In Deutschland dient als Referenzwert bislang die maximal zulässige Konzentration am Arbeitsplatz (MAK) von 84.000 Nanogramm. Zulässige Grenzwerte für Kinder und private Haushalte sind derzeit nicht definiert.

Auf den Erkenntnissen der amerikanischen Studie beruhen jedoch auch die nachfolgenden Empfehlungen des UBA für die deutschen Verbraucher:

Was tun wenn eine Energiesparlampe zerbricht?

- Fenster öffnen. Die anwesenden Personen und auch Haustiere sollen den Raum verlassen.

- Türen schließen, nicht durch die Scherben laufen.

- Den Raum für 15 Minuten gut lüften, ggf. Heizung oder Klimaanlage abschalten. Erst dann mit den folgenden Reinigungsmaßnahmen beginnen:

- Während des Reinigens das Fenster möglichst geöffnet lassen.

- Keinen Besen oder Staubsauger verwenden!

- Gummihandschuhe zum Schutz der Hände vor scharfen Glassplittern und vor dem Kontakt mit Quecksilber tragen.

- Vorsichtig die größeren Stücke in ein luftdicht verschließbares Gefäß geben (z.B. ein leeres Konserven- oder Einmachglas). Kleinere Glassplitter mit Karton oder steifem Papier zusammenkehren und Reste wie Staub und feine Glassplitter mit feuchten Papiertüchern aufwischen.

- Auf weichen Oberflächen verbleibende kleine Splitter und Stäube mit Klebeband aufnehmen.
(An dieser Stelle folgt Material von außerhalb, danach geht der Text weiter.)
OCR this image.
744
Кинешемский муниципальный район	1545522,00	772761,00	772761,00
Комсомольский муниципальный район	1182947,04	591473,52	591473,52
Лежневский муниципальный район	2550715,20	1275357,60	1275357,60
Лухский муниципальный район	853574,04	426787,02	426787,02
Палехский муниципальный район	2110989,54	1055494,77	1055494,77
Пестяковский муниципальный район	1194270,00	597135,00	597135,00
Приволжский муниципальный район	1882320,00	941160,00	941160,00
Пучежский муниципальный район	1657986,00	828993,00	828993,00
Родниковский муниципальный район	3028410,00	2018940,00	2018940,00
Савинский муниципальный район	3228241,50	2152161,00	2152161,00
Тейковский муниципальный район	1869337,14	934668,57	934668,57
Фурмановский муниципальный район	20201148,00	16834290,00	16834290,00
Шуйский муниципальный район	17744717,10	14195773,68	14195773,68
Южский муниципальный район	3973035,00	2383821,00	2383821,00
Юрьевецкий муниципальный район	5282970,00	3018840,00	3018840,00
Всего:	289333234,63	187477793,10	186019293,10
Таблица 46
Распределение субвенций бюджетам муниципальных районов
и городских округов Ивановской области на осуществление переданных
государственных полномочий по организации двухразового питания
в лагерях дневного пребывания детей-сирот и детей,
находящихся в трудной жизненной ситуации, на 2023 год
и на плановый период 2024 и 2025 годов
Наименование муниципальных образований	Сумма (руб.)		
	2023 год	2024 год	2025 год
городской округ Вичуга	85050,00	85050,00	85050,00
- Alle verwendeten Reinigungsutensilien und Gummihandschuhe in das Glasgefäß geben und möglichst schnell entsorgen. Bis zur Entsorgung sicher aufbewahren. Diese Abfälle gehören nicht in den Hausmüll, sondern müssen bei der örtlichen Sammelstelle abgegeben werden. Sie sind genauso wie nicht zerbrochene defekte Kompaktleuchtstofflampen Sondermüll.

- Im Anschluss an alle Reinigungsmaßnahmen den Raum noch einige Zeit lüften. Hände gründlich waschen.

Was tun, wenn die Kompaktleuchtstofflampe auf einem Teppich zerbrochen ist?

- Wischen Sie den Teppich nicht mit feuchten Tüchern ab. Auch einen Staubsauger sollten Sie nicht benutzen. Stattdessen sollten Sie nach dem Aufsammeln der größeren Bruchstücke vor allem mit Klebeband arbeiten.

- Wenn Sie den Teppich später das erste Mal wieder saugen, sollten Sie danach den Staubsaugerbeutel wechseln. Ältere Staubsauger ohne Feinfilter sollten Sie nicht verwenden. Achten Sie bei der weiteren Verwendung des Staubsaugers auf ausgiebige Lüftung des Raumes.

Allerdings raten die vom plusminus befragten Expertinnen der Umweltbehörde des US Bundestaates Maine dringend davon ab, überhaupt einen Staubsauger zum Entfernen von Quecksilberrückständen zu benutzen. „Damit würde das Quecksilber aufgewirbelt und verteilt sich erst recht in der Luft“, erklärte die für die US Studie federführende Chemikerin Deb Stahler im Interview gegenüber plusminus.

Wie sollte mit Quecksilber verschmutzte Kleidung gereinigt werden?

- Kleidungsstücke, Decken und Stoffe, die durch Glassplitter oder quecksilberhaltiges Pulver verschmutzt wurden, sollten Sie je nach Verschmutzungsgrad entweder entsorgen oder zunächst oberflächlich zum Beispiel mit Klebeband reinigen und erst dann in der Waschmaschine waschen.

- Schuhe, die in direkten Kontakt mit den Glassplittern oder dem quecksilberhaltigen Pulver gekommen sind, sollten Sie mit feuchten Papiertüchern abwischen.

- Stecken Sie verwendete Papiertücher und Klebeband zur Entsorgung in das Glasgefäß.

(Quelle: www.umweltbundesamt.de/energie/licht/leuchtstofflampenbruch.htm)

Gebrauchte, defekte und erst recht zerbrochene Energiesparlampen gehören keinesfalls in den Hausmüll, sondern zu einer Sammelstelle. Wo sich die für Sie nächste Sammelstelle befindet, erfahren Sie von der Abfallberatung Ihrer Kommune. Manche Händler nehmen Altlampen an und entsorgen sie. Fragen Sie bei Ihrem Elektrohändler nach.